Zuko pats his back with a grimace as Sokka coughs it out. A water bottle appears in Sokka’s hand; he unquestioningly guzzles back half of it. “Thanks,” he says once he’s regained his voice. What a nightmare that would have been—ten minutes before his PhD dissertation defense, and _he loses his voice_.

He straightens up, and Zuko reaches out to fix a few flyaway strands of Sokka’s hair. “How are you feeling?” he murmurs, eyes still focused on the top of Sokka’s head.

“Like if I run away now, I won’t end up doing this, and therefore I will not fail.”

Zuko frowns at him. “Sokka.”

“I mean, it’s just a possibility. I’m not giving you any probabilities,” Sokka babbles.

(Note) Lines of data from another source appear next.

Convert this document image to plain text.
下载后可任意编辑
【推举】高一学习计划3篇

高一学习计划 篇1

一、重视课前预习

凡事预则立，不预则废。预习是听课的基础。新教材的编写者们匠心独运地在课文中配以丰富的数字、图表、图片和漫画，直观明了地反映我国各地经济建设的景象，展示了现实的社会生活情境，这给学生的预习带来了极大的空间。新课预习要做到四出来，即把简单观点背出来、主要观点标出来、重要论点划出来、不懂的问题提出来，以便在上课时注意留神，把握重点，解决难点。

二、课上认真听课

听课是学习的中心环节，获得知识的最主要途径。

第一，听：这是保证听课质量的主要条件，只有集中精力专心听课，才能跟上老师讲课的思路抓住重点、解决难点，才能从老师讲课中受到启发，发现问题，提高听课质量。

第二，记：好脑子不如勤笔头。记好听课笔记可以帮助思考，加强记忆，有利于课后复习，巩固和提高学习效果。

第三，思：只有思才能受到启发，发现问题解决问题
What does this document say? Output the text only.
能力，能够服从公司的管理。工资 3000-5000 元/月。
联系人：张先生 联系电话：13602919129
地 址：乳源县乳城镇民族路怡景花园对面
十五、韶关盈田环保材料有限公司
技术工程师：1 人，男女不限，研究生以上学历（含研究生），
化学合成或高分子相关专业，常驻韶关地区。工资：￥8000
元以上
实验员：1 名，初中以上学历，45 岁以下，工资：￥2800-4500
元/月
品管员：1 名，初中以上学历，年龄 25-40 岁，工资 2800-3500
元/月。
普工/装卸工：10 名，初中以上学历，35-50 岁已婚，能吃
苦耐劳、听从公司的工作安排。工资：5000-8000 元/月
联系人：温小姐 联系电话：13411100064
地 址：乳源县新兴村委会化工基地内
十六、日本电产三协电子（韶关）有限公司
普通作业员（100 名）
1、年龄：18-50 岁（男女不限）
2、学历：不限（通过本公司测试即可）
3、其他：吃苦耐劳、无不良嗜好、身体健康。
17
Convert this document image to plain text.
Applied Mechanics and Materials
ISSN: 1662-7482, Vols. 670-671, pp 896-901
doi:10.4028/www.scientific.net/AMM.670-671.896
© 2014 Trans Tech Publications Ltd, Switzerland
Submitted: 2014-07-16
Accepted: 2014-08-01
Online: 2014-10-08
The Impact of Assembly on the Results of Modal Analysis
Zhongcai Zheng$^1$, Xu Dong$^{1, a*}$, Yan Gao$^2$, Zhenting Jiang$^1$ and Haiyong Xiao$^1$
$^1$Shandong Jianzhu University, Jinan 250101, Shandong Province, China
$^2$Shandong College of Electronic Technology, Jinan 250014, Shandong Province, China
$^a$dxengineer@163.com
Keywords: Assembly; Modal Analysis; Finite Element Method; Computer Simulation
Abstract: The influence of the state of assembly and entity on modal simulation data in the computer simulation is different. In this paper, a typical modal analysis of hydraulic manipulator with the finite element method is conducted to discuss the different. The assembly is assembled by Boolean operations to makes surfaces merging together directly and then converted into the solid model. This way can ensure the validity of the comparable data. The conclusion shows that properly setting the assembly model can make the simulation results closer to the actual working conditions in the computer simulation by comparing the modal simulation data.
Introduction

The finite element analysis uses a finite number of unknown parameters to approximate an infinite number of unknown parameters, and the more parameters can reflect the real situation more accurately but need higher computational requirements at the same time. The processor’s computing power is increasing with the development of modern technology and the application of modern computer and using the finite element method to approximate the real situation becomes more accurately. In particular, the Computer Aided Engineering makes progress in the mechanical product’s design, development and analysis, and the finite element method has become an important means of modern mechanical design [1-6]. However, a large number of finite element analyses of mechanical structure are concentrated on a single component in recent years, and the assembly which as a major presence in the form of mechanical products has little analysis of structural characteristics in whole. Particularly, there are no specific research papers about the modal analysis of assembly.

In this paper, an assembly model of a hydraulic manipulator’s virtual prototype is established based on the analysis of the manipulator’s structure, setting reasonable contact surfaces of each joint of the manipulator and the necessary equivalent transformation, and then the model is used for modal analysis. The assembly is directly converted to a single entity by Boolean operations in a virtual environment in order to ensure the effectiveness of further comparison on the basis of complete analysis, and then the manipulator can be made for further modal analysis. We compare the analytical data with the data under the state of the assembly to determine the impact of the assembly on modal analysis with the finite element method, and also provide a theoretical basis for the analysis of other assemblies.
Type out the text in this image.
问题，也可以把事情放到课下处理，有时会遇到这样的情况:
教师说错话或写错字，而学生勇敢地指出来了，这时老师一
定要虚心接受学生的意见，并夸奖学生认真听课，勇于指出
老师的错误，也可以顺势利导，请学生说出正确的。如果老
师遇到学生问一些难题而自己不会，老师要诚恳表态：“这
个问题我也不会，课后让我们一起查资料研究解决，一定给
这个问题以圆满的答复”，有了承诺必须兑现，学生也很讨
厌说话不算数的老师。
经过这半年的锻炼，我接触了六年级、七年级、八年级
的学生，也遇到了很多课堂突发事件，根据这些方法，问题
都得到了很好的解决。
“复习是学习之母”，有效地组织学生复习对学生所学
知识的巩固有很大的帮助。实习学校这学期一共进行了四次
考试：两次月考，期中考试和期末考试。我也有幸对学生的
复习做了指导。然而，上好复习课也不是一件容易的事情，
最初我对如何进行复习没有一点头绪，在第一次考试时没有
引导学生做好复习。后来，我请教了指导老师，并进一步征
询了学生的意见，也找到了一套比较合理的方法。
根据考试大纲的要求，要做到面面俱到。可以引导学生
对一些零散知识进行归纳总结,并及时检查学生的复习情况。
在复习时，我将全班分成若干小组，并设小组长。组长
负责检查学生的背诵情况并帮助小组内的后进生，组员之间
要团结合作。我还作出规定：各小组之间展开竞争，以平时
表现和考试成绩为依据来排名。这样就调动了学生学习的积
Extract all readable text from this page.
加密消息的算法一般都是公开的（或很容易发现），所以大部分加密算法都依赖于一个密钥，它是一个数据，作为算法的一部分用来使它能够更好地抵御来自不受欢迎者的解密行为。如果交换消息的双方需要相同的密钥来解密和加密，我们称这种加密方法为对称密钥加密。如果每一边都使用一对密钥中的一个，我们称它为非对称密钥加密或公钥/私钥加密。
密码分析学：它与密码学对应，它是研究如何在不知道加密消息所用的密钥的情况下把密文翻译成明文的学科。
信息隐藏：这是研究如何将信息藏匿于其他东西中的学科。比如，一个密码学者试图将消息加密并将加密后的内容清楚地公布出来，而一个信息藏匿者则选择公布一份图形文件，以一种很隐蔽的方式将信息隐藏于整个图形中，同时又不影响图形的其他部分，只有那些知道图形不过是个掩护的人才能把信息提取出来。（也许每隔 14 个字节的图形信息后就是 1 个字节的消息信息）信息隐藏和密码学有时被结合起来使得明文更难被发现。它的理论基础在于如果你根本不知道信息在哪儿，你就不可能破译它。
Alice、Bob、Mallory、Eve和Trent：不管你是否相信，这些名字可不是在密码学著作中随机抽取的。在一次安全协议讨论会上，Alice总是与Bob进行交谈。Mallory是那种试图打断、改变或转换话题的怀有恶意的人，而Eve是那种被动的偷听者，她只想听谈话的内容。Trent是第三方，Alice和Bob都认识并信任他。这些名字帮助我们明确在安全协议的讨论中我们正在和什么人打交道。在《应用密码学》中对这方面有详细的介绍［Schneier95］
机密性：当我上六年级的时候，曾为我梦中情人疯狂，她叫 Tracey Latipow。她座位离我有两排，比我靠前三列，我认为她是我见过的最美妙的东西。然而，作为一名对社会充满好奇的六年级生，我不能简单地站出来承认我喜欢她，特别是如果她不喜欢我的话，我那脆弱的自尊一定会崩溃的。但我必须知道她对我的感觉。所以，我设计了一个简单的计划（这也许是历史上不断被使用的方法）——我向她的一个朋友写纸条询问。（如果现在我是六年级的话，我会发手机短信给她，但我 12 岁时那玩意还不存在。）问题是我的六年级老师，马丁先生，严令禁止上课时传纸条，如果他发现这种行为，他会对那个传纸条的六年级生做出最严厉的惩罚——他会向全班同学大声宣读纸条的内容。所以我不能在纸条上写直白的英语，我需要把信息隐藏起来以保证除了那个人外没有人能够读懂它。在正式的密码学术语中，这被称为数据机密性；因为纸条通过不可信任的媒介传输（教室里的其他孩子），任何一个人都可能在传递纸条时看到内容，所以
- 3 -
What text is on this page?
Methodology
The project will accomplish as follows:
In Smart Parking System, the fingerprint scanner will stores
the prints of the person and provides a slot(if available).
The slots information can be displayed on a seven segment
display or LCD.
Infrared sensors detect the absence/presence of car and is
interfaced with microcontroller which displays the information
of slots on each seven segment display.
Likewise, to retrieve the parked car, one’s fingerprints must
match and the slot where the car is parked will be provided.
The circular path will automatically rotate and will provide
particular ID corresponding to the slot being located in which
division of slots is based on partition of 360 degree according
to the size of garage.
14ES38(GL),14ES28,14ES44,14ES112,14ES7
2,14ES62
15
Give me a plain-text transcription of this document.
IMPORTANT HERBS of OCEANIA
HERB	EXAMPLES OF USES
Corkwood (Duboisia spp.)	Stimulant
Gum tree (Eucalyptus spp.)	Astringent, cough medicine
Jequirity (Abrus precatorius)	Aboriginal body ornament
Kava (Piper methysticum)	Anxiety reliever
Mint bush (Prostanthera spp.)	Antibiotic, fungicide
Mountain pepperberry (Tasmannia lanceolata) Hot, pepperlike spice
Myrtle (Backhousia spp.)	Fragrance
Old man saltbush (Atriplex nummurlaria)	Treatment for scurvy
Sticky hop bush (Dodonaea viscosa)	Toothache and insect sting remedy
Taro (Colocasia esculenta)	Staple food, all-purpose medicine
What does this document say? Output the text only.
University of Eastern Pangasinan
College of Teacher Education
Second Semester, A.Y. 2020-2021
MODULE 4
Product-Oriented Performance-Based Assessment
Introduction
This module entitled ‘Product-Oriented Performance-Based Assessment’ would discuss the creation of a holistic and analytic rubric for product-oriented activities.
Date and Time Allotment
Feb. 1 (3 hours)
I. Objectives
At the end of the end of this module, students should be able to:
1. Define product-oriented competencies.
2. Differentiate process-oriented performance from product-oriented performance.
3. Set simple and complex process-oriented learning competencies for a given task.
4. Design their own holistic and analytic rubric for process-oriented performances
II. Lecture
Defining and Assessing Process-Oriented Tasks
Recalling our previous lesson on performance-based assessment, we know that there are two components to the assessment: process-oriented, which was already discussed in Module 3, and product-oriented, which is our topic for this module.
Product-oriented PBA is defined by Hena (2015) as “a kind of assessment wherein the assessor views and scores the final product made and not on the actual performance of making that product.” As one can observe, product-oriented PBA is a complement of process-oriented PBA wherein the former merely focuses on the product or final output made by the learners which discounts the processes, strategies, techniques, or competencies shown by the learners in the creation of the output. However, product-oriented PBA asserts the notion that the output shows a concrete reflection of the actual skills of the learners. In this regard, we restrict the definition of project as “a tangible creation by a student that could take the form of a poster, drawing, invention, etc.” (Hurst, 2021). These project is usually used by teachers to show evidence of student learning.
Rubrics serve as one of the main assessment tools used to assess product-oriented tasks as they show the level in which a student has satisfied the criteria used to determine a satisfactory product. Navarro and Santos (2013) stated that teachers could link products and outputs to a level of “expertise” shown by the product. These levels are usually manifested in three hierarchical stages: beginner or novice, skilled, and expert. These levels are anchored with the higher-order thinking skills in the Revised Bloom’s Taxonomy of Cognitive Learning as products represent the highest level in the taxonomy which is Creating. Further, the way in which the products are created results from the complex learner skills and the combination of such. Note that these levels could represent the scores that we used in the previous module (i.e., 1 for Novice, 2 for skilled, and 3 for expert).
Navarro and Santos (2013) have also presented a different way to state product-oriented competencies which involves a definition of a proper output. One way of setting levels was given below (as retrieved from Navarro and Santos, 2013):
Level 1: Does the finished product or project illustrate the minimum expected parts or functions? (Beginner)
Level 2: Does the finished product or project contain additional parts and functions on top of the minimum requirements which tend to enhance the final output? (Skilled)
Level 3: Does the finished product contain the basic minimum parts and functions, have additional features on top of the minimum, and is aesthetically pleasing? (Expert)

Zuko grabs Sokka’s free hand and guides it beneath his jacket, pressing it against his left ribcage until Sokka’s fingers relax and splay out. He feels Zuko’s lungs swell, and he tries to match their steady pace. Closing his eyes, he imagines the tattoo underneath his hand.

_Your body will be my earth_ , Sokka thinks. _Zuko wants me to grow_.

When Zuko got the tattoo, he hadn’t anticipated this, but it’s become a sort of shorthand for them: Sokka freaks out about something that’s making him extremely anxious, Zuko puts Sokka’s hand over the tattoo, and Sokka’s reminded that everything in life actually is, generally, pretty manageable. He’s too fond of creating obstacles that exist only inside his head.

He opens his eyes, and Zuko smiles reassuringly at him. “I’m right here,” Zuko says, “And I’ll still be here right after. Okay?”

“Yeah, I understand object permanence.”

Zuko rolls his eyes. “Get in there,” he says, jerking his head toward the building. “You’re gonna crush it.”

Sokka removes his hand from Zuko’s jacket, kisses his forehead, and marches into the building to defend the case for making him a doctor.